Garbage to Energy was the grand promise that carried it.

Snookered again.

"It is this sort of rampant, pervasive dishonesty that has engendered so much contempt for City of Palo Alto government."

And for certain ex-members of it.

Posted by Composter, a resident of Greenmeadow
on May 14, 2014 at 8:33 pm

@ curmudgeon

It is not a park, it is an ex landfill.

Posted by Composter, a resident of Greenmeadow
on May 14, 2014 at 8:45 pm

@ curmudgeon

Sorry, a decommissioned landfill with a sewage treatment plant next door. Oops! Did I forget to mention the airport and freeway nearby?

Posted by Craig Laughton, a resident of College Terrace
on May 14, 2014 at 9:24 pm

Craig Laughton is a registered user.

When the processed human sewage sludge starts to back up, because Palo Alto may not be able to get of it, those ten full acres will be important. The question is: How high will it get piled?
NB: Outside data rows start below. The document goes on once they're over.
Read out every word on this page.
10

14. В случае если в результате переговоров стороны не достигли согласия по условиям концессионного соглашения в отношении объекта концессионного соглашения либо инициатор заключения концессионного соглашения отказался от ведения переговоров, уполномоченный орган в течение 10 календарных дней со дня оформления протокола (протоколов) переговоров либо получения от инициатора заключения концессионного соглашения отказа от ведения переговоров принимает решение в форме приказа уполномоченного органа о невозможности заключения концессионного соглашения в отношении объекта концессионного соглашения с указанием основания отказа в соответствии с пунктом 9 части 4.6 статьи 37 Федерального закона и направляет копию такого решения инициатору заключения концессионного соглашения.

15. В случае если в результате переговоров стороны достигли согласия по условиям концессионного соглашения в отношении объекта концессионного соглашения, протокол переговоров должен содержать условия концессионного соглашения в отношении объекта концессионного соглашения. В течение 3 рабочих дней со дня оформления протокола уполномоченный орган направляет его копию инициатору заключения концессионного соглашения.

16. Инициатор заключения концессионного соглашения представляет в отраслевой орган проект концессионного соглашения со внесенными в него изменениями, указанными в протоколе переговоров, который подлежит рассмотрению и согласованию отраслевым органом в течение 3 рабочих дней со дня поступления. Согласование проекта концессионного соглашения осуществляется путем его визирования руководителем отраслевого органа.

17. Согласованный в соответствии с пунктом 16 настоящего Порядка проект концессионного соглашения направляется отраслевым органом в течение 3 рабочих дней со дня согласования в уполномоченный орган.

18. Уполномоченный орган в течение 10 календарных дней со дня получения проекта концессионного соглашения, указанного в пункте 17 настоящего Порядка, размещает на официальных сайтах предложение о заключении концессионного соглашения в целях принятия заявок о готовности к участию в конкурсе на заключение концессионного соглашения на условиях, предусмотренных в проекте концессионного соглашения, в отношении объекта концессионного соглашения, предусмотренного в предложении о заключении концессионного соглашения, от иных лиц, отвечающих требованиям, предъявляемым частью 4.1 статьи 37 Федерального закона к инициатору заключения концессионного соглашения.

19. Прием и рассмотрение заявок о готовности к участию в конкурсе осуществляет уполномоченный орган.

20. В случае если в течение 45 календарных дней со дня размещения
Alternatively, how much will it cost us to truck it away?

Posted by curmudgeon, a resident of Downtown North
on May 15, 2014 at 10:36 am

"Sorry, a decommissioned landfill with a sewage treatment plant next door... "

If only people would check the facts before they hit the submit button.

That ten acres was part of Byxbee Park prior to Measure E. De-parking it was what Measure E was all about.

Got that?

Posted by Douglas Moran, a resident of Barron Park
on May 15, 2014 at 1:41 pm

Douglas Moran is a registered user.


Around the bay there are a series of parks that were formerly landfills. During a time when I had gaps between meetings in San Mateo, I would go to their equivalent of Byxbee Park to walk around (to think and to prep for next meeting). My observation was that it was a popular park, for joggers, walkers and people watching nature.

And Shoreline Amphitheater is a former landfill (and like most such sites, they had problems with methane gas leaking through the cap).

Hardly the undesirable land that "Composter" would have the reader believe.

"Composter" is typical of the advocates who pushed Measure E: They are unwilling/unable to respond to the positive points of the other side, resorting to gross misrepresentation.

Posted by Composter, a resident of Greenmeadow
on May 15, 2014 at 6:51 pm

@ curmudgeon and Moran:

It is an ex-landfill. No matter how it will be dressed up. it will still be an ex-landfill. Think of it as putting lipstick on a pig.